Sugarman decided to pursue this line of questioning despite a general lack of understanding as well as outright disapproval from most of his advisors. He nonetheless prevailed and continued to develop the field of study during medical school, where the issues seemed increasingly pressing and relevant. “When there are multiple options, what is the appropriate course?” he wondered. “How can you best do medicine or engage in science in an appropriate fashion? I thought that clearly these were tough questions that somebody should know how to answer; somebody should know how to figure these out.”

During medical school, Sugarman arranged to learn about not just medicine but also literature, medical history, and philosophy—the “queen of the sciences” as he likes to refer to it. He later earned master’s degrees in philosophy and public health, so that he could internalize the language and approaches utilized by ethicists and health care experts as he tried to unite the fields. In doing so, he began to develop a model of how to approach ethical decision making in the arena of health care and medical science, a model that he expanded over the ensuing years as he became one of the preeminent bioethicists in the world.

Sugarman’s innovative new model was tested and refined in the course of several major controversies, during which he played a critical role in helping to delineate the ethical principles at stake. Two notable examples were the harvesting of umbilical cord blood as a potential source of stem cells and maternal-fetal surgery, in which surgeons attempted to repair spina bifida in utero to minimize the detrimental effects of having an open spinal cord. Each of these thorny problems was approached systematically, using an approach grounded in basic ethical principles, studied empirically to gather relevant facts, and then pragmatically applied to the health care setting in which they existed. It called for collaboration among all the primary groups involved in order to derive consensus opinions and statements, many of which were published as high-profile papers. One issue even prompted JAMA to request “more words” for an article on umbilical cord blood banking, a rarity that Sugarman still laughs about today.

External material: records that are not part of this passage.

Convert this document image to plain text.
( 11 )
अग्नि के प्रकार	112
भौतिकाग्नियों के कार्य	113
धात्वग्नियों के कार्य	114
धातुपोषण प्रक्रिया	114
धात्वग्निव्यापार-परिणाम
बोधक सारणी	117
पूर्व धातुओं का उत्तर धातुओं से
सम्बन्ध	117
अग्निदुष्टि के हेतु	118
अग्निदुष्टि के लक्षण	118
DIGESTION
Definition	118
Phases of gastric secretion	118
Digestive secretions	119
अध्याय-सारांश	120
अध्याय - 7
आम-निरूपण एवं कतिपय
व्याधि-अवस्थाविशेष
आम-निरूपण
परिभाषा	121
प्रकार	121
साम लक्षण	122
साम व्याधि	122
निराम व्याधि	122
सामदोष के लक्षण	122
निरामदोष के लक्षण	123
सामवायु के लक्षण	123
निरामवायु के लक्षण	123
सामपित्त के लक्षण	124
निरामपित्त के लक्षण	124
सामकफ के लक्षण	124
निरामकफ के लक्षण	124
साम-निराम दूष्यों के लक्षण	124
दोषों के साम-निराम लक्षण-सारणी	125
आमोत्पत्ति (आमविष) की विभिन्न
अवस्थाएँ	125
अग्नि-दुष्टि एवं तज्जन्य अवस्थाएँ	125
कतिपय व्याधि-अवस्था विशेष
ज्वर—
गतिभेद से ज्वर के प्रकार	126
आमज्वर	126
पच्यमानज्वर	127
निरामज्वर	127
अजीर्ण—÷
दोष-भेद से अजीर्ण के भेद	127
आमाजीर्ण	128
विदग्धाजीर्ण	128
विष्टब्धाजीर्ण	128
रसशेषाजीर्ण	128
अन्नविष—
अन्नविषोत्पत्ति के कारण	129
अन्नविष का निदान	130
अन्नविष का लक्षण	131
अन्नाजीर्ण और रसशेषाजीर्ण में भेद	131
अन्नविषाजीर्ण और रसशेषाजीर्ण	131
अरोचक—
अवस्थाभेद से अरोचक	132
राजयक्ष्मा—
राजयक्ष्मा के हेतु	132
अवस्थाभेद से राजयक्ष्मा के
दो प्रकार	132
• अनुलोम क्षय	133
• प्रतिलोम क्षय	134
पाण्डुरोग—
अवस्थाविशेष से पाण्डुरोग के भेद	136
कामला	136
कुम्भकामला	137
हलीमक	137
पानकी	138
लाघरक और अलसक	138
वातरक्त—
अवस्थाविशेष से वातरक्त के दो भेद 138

Perhaps it is the natural and inescapable consequence of his training as a physician, but Sugarman emphasizes that it is essential to approach bioethics from a practical perspective. “An important goal of doing bioethics well is to put the brakes on only when the brakes really need to be put on,” he says. He is especially concerned that the brakes not be used as a way to hamper innovation but, instead, to protect innovation so that it can prosper safely and appropriately. “Good bioethics is associated with being involved with scientists who are comfortable exposing their science to ethical inquiry,” Sugarman states. “It’s going to happen sooner or later. We might as well get the ethics right from the beginning.”